In 1978 I was living and working in Toronto and not enjoying it very much anymore. I decided to come back to the west coast starting with a move to Regina to spend some time with my family again. I'd
recently shot a national spot for Listerine where I played Harpo Marx (which the Marx family put a stop to after one cycle but that's another story) so I had a pretty good pay cheque coming and with what I had saved I
knew I could swing it. So I took the train along with a couple of trunks of stuff and got to Regina in time for Christmas of 1978. I stayed with my parents over the holidays and in January of '79 moved into a little apartment
in the Cathedral neighbourhood.
Fast forward several weeks and I'm working at Globe Theatre doing some play or other, I don't recall what. It was probably late February or even early March by now. The routine at The Globe was
that after the show came down most of us would gather at The Copper Kettle restaurant on Scarth Street for a bite and a pint or two and then head off home. I almost always walked because it wasn't very far and those winter
nights after midnight were very, very quiet in Regina in those days.
On one very cold, clear, quiet night, bundled in a huge down parka, hood up, frosted scarf wrapped around my face revealing only my eyes I walked home westward along 14th Avenue, crunching through the
dry snow right in the middle of the empty street.
I looked up into the western sky and saw three lights formed into a triangle and moving. They moved around relative to each other as well as moved as a unit relative to me. The triangular formation remained
a constant although it did alter it's shape, flowing from isosceles to equilateral to obtuse and so on. Always in motion.
I stood rooted to the spot in the middle of the street. looking up, and after what must have been only 15 or 20 seconds the triangular formation of lights sped off into the south western night, smaller
and smaller until they winked out of sight.
That was amazing.
It gets more amazing.
That summer I accepted a contract to do two one acts plays in Banff, Chekhov's A Marriage Proposal and The Diary of Adam and Eve from Bock and Harnick's The Apple Tree. This was an attempt to get
a professional company off the ground in Banff. The company transformed one of the ballrooms in the Banff Park Lodge into a theatre in the round and that's where we played. Decent enough notices, reasonable sales and massive
interference from the Banff School (but that's another story).
This is where I met Jane. She was the resident costume designer at Theatre Calgary but with no summer season at TC was at liberty and took on the assistant producer gig for this. We've been together
ever since.
Fast forward again. This time to November or December of '79. I've moved to Calgary from Regina. Jane's already expressing an interest in getting into film and television. I'm still wanting
to get back to Vancouver and we've begun talking about all these things and more.

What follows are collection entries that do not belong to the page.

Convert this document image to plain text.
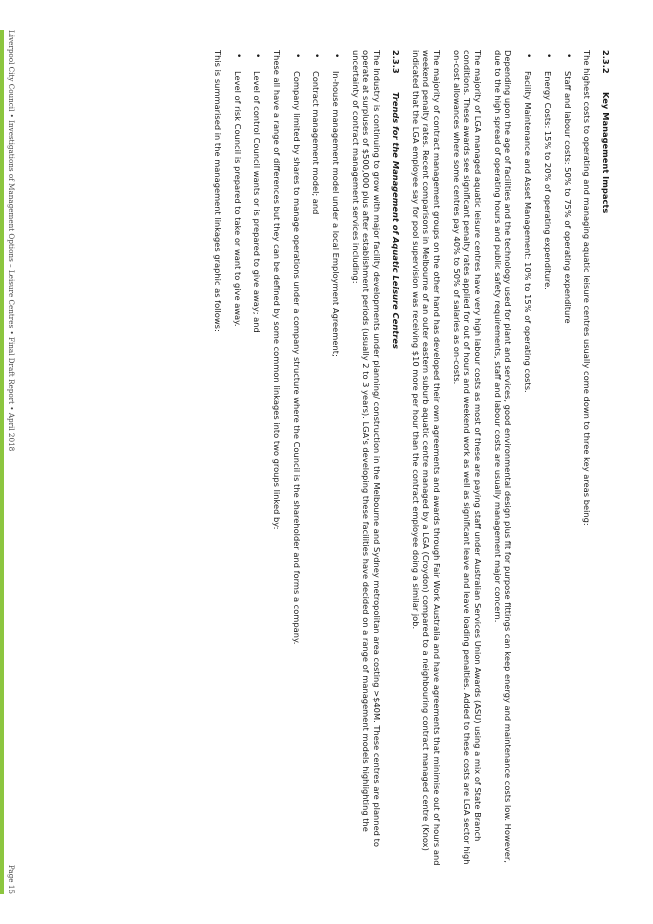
2.3.2
Key Management Impacts

The highest costs to operating and managing aquatic leisure centres usually come down to three key areas being:

•
Staff and labour costs: 50% to 75% of operating expenditure
•
Energy Costs: 15% to 20% of operating expenditure.
•
Facility Maintenance and Asset Management: 10% to 15% of operating costs.

Depending upon the age of facilities and the technology used for plant and services, good environmental design plus fit for purpose fittings can keep energy and maintenance costs low. However, due to the high spread of operating hours and public safety requirements, staff and labour costs are usually management major concern.

The majority of LGA managed aquatic leisure centres have very high labour costs as most of these are paying staff under Australian Services Union Awards (ASU) using a mix of State Branch conditions. These awards see significant penalty rates applied for out of hours and weekend work as well as significant leave and leave loading penalties. Added to these costs are LGA sector high on-cost allowances where some centres pay 40% to 50% of salaries as on-costs.

The majority of contract management groups on the other hand has developed their own agreements and awards through Fair Work Australia and have agreements that minimise out of hours and weekend penalty rates. Recent comparisons in Melbourne of an outer eastern suburb aquatic centre managed by a LGA (Croydon) compared to a neighbouring contract managed centre (Knox) indicated that the LGA employee say for pool supervision was receiving $10 more per hour than the contract employee doing a similar job.

2.3.3
Trends for the Management of Aquatic Leisure Centres

The Industry is continuing to grow with major facility developments under planning/ construction in the Melbourne and Sydney metropolitan area costing >$40M. These centres are planned to operate at surpluses of $500,000 plus after establishment periods (usually 2 to 3 years). LGA's developing these facilities have decided on a range of management models highlighting the uncertainty of contract management services including:

•
In-house management model under a local Employment Agreement;
•
Contract management model; and
•
Company limited by shares to manage operations under a company structure where the Council is the shareholder and forms a company.

These all have a range of differences but they can be defined by some common linkages into two groups linked by:

•
Level of control Council wants or is prepared to give away; and
•
Level of risk Council is prepared to take or want to give away.

This is summarised in the management linkages graphic as follows:

Liverpool City Council • Investigations of Management Options – Leisure Centres • Final Draft Report • April 2018
Page 15
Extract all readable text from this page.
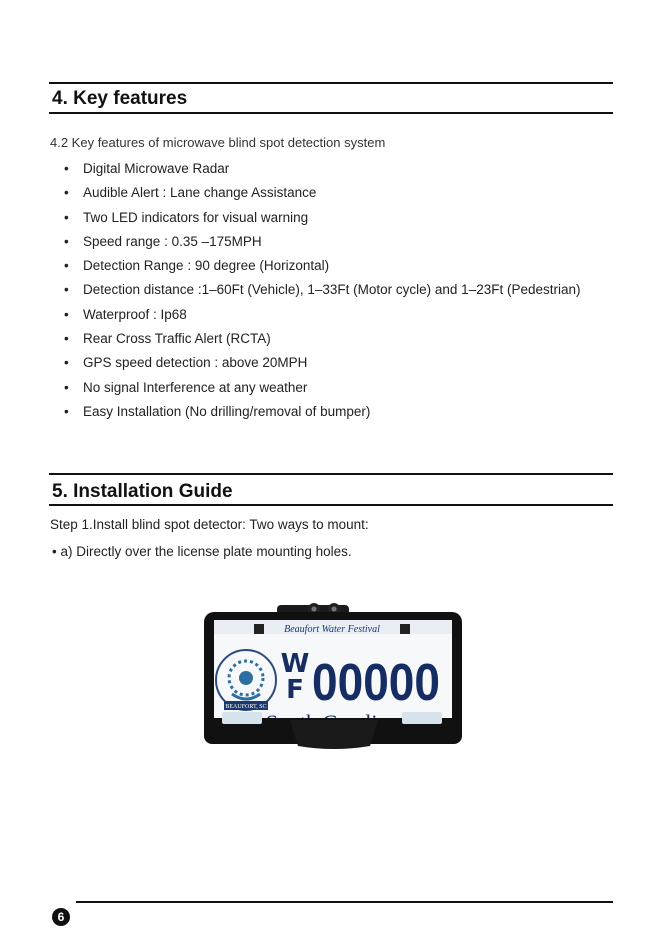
4. Key features
4.2 Key features of microwave blind spot detection system
• Digital Microwave Radar
• Audible Alert : Lane change Assistance
• Two LED indicators for visual warning
• Speed range : 0.35 –175MPH
• Detection Range : 90 degree (Horizontal)
• Detection distance :1–60Ft (Vehicle), 1–33Ft (Motor cycle) and 1–23Ft (Pedestrian)
• Waterproof : Ip68
• Rear Cross Traffic Alert (RCTA)
• GPS speed detection : above 20MPH
• No signal Interference at any weather
• Easy Installation (No drilling/removal of bumper)
5. Installation Guide
Step 1.Install blind spot detector: Two ways to mount:
• a) Directly over the license plate mounting holes.
Beaufort Water Festival
BEAUFORT, SC
W
F 00000
6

One clear, cold, snowless night we decide to go for a long walk around the parts of the city she likes the most. I don't remember what street we were walking along though I do remember we were walking
west. I was telling Jane about the night I was walking home in Regina the year before when I saw the triangular formation of lights in the sky.
I pointed up into the south western sky saying they were just up there-
- and there they were.
Again.
As though I had, like Prospero, conjured them out of air, out of thin air.
The same triangular formation, the same flowing movement, the same everything although this time it seemed they actually remained clearly in sight for a slightly longer time before once again moving off,
in flowing formation, into the south western sky, becoming smaller and smaller before they winked out of sight.
We both stood rooted to the spot this time, asking one another if that really just happened. It took a moment or ten before we continued our walk. Much more contemplatively.
Neither of us have ever seen those lights again.